Robot police dog joins New York City's police force
Critics will have a close eye on what the new devices get up to, as Ayshah Tull reports
A robotic dog has joined New York City's police department to take on high-risk situations such as hostage standoffs from this summer.
Digidog is one of three high-tech devices unveiled in a sealed-off Times Square on Tuesday, along with a GPS tracker for stolen cars and a cone-shaped security robot.
Amid concerns over the information the devices could collect, police commissioner Keechant Sewell said they will be rolled out in a "transparent, consistent" manner.
The city's first robot police dog was leased in 2020 by former Mayor Bill de Blasio, but the contract for the device was cut short after critics derided it as creepy and dystopian.
Current mayor Eric Adams, however, said he will not bow to anti-robot dog pressure.
“Digidog is out of the pound,” Mr Adams, a former police officer, said. “Digidog is now part of the toolkit that we are using.”
“A few loud people were opposed to it and we took a step back,” he added. “That is not how I operate. I operate on looking at what’s best for the city.”
Mr Adams spelled out the type of situations in which the remote-controlled, 32-kilogram Digidog will be deployed.
“If you have a barricaded suspect, if you have someone that’s inside a building that is armed, instead of sending police in there, you send Digidog in there,” he said.
“So these are smart ways of using good technologies.”
What are the other two devices?
The tracking system called StarChase will allow police to launch a GPS tag that will attach itself to a stolen car so that officers can track the vehicle's location.
The New York Police Department's pilot programme for using the system will last 90 days, officials said.
Meanwhile the Autonomous Security Robot, which Mr Adams compared to a Roomba - a robot hoover - will be deployed inside the Times Square subway station in a seven-month pilot program starting this summer, police officials said.
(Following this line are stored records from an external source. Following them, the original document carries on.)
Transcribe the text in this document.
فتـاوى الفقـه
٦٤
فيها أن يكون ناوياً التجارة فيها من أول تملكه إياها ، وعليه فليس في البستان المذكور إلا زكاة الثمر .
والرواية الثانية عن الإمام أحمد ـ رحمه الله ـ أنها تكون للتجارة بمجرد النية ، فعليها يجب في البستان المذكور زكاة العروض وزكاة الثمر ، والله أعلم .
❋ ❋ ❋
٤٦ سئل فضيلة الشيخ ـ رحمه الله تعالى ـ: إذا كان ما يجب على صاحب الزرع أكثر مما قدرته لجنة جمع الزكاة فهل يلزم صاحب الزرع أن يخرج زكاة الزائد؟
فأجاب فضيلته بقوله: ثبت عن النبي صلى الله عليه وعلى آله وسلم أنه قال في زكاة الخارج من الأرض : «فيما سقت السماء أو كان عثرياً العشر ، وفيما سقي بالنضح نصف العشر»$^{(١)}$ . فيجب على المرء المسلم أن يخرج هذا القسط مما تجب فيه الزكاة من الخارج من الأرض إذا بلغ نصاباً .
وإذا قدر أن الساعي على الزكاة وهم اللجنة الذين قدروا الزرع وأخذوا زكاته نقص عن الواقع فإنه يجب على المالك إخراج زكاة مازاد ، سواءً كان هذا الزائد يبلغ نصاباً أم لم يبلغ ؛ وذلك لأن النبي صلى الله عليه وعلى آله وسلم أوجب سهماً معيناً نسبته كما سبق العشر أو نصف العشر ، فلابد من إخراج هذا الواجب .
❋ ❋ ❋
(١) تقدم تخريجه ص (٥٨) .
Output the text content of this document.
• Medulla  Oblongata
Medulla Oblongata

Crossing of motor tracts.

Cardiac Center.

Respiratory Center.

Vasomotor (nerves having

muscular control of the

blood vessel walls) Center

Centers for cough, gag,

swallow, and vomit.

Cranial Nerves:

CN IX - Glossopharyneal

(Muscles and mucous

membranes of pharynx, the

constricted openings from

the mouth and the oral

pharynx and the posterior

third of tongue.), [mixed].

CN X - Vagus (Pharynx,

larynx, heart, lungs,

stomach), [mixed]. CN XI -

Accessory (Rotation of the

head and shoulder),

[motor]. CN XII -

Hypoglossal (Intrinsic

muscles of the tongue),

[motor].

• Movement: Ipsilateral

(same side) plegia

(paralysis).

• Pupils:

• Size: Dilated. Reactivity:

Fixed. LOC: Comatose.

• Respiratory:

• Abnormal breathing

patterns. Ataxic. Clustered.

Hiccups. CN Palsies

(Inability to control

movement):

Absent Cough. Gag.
The device, used in shopping centres and other locations for several years, will at first be joined by a human partner.
Do we need these devices?
Civil libertarians and police reform advocates have questioned the need for the high-tech devices.
“This latest announcement is just the most recent example of how Mayor Adams allows unmitigated overspending of the NYPD’s massively bloated budget," said Ileana Mendez-Penate, programme director of Communities United for Police Reform.
“The NYPD is buying robot dogs and other fancy tech while New Yorkers can’t access food stamps because city agencies are short-staffed, and New Yorkers are getting evicted because they can’t access their right to counsel.”
Albert Fox Cahn, executive director of the Surveillance Technology Oversight Project, said: “The NYPD is turning bad science fiction into terrible policing. New York deserves real safety, not a knockoff RoboCop."